“You confess it, then?” I broke in eagerly; but she stopped me with a gesture.

“I have always been happy—at least until the past few days. And in the garden I fancied that even the little cloud which seemed to shadow me would disappear. Now, on the contrary, I am far from happy.”

“You are at least no coward,” I said. “You are not afraid.”

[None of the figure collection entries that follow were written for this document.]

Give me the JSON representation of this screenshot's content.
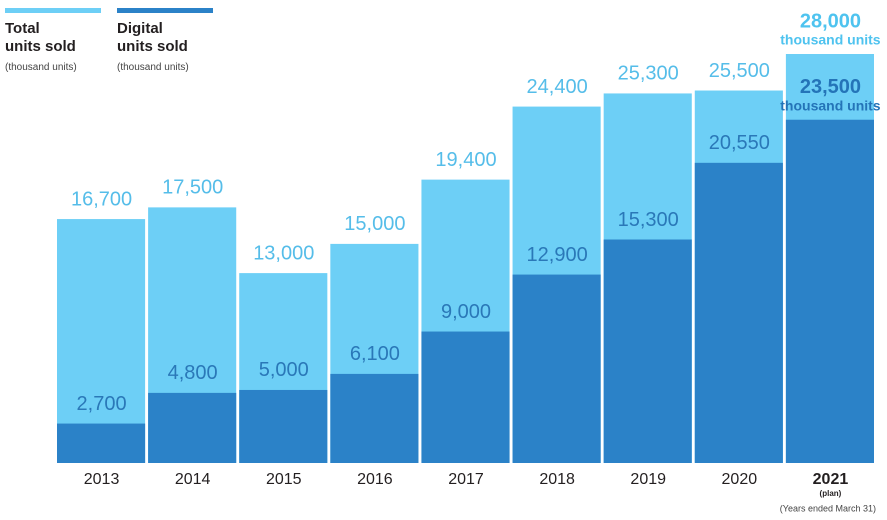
{
  "chart_data": {
    "type": "overlap_bar",
    "categories": [
      "2013",
      "2014",
      "2015",
      "2016",
      "2017",
      "2018",
      "2019",
      "2020",
      "2021"
    ],
    "series": [
      {
        "name": "Total units sold",
        "unit_label": "(thousand units)",
        "color": "#6dcff6",
        "label_color": "#55bde9",
        "values": [
          16700,
          17500,
          13000,
          15000,
          19400,
          24400,
          25300,
          25500,
          28000
        ],
        "value_labels": [
          "16,700",
          "17,500",
          "13,000",
          "15,000",
          "19,400",
          "24,400",
          "25,300",
          "25,500",
          "28,000"
        ]
      },
      {
        "name": "Digital units sold",
        "unit_label": "(thousand units)",
        "color": "#2b82c8",
        "label_color": "#2a78b8",
        "values": [
          2700,
          4800,
          5000,
          6100,
          9000,
          12900,
          15300,
          20550,
          23500
        ],
        "value_labels": [
          "2,700",
          "4,800",
          "5,000",
          "6,100",
          "9,000",
          "12,900",
          "15,300",
          "20,550",
          "23,500"
        ]
      }
    ],
    "ylim": [
      0,
      28000
    ],
    "annotations": {
      "plan": "(plan)",
      "unit": "thousand units",
      "note": "(Years ended March 31)"
    }
  }
}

“No, I am not afraid. It is the sense of helplessness which weighs upon me and angers me. I have always ordered my life to suit myself; I have always had control of the circumstances which concerned me. Yet here I am now, caught like a rat in a trap. I can break my teeth against the bars, and all in vain. I must wait for some miracle to deliver me, and not only myself but my dearest friends. Meanwhile their home, their beautiful home, is burned before my eyes, and I must look on helpless while a mob of drunken brutes rejoices in its destruction. I know that no miracle can restore it. And yet, M. de Tavernay, you ask me to fancy myself in some fool’s paradise!”

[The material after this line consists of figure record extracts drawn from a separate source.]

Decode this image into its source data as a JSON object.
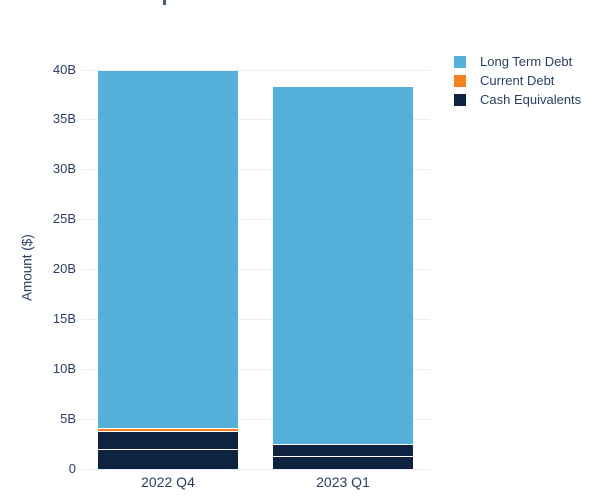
{
  "chart_data": {
    "type": "bar",
    "stacked": true,
    "title": "",
    "ylabel": "Amount ($)",
    "xlabel": "",
    "ylim": [
      0,
      40
    ],
    "grid": true,
    "legend_position": "top-right",
    "categories": [
      "2022 Q4",
      "2023 Q1"
    ],
    "yticks": [
      {
        "value": 0,
        "label": "0"
      },
      {
        "value": 5,
        "label": "5B"
      },
      {
        "value": 10,
        "label": "10B"
      },
      {
        "value": 15,
        "label": "15B"
      },
      {
        "value": 20,
        "label": "20B"
      },
      {
        "value": 25,
        "label": "25B"
      },
      {
        "value": 30,
        "label": "30B"
      },
      {
        "value": 35,
        "label": "35B"
      },
      {
        "value": 40,
        "label": "40B"
      }
    ],
    "series": [
      {
        "name": "Long Term Debt",
        "color": "#55b1db",
        "values": [
          35.8,
          35.8
        ],
        "segments_by_category": [
          [
            35.8
          ],
          [
            35.8
          ]
        ]
      },
      {
        "name": "Current Debt",
        "color": "#f5821f",
        "values": [
          0.3,
          0
        ],
        "segments_by_category": [
          [
            0.3
          ],
          [
            0
          ]
        ]
      },
      {
        "name": "Cash Equivalents",
        "color": "#0f2340",
        "values": [
          3.7,
          2.4
        ],
        "segments_by_category": [
          [
            1.9,
            1.8
          ],
          [
            1.2,
            1.2
          ]
        ]
      }
    ],
    "stack_order_bottom_to_top": [
      "Cash Equivalents",
      "Current Debt",
      "Long Term Debt"
    ],
    "stack_totals": [
      39.8,
      38.2
    ],
    "unit_suffix": "B"
  },
  "colors": {
    "tick_text": "#2a3f5f",
    "gridline": "#e9edf5",
    "segment_separator": "#ffffff",
    "background": "#ffffff"
  }
}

“It was a paradise,” I agreed; “whether a fool’s or a wise man’s does not matter. Paradise is always paradise.”

“Not for the onlookers!” she retorted.

“But what need those within care for those without? Ah, I understand—you class yourself as an onlooker. You have not love to work the alchemy for you,” I added sadly.

She looked up at me slowly with luminous eyes.

“Perhaps you are right,” she said. “I have never been really within the pale. I have always stood outside, peering in, wondering why others thought it so beautiful.”

I know not what folly I was about to utter, when a sudden tremendous crash sounded behind me.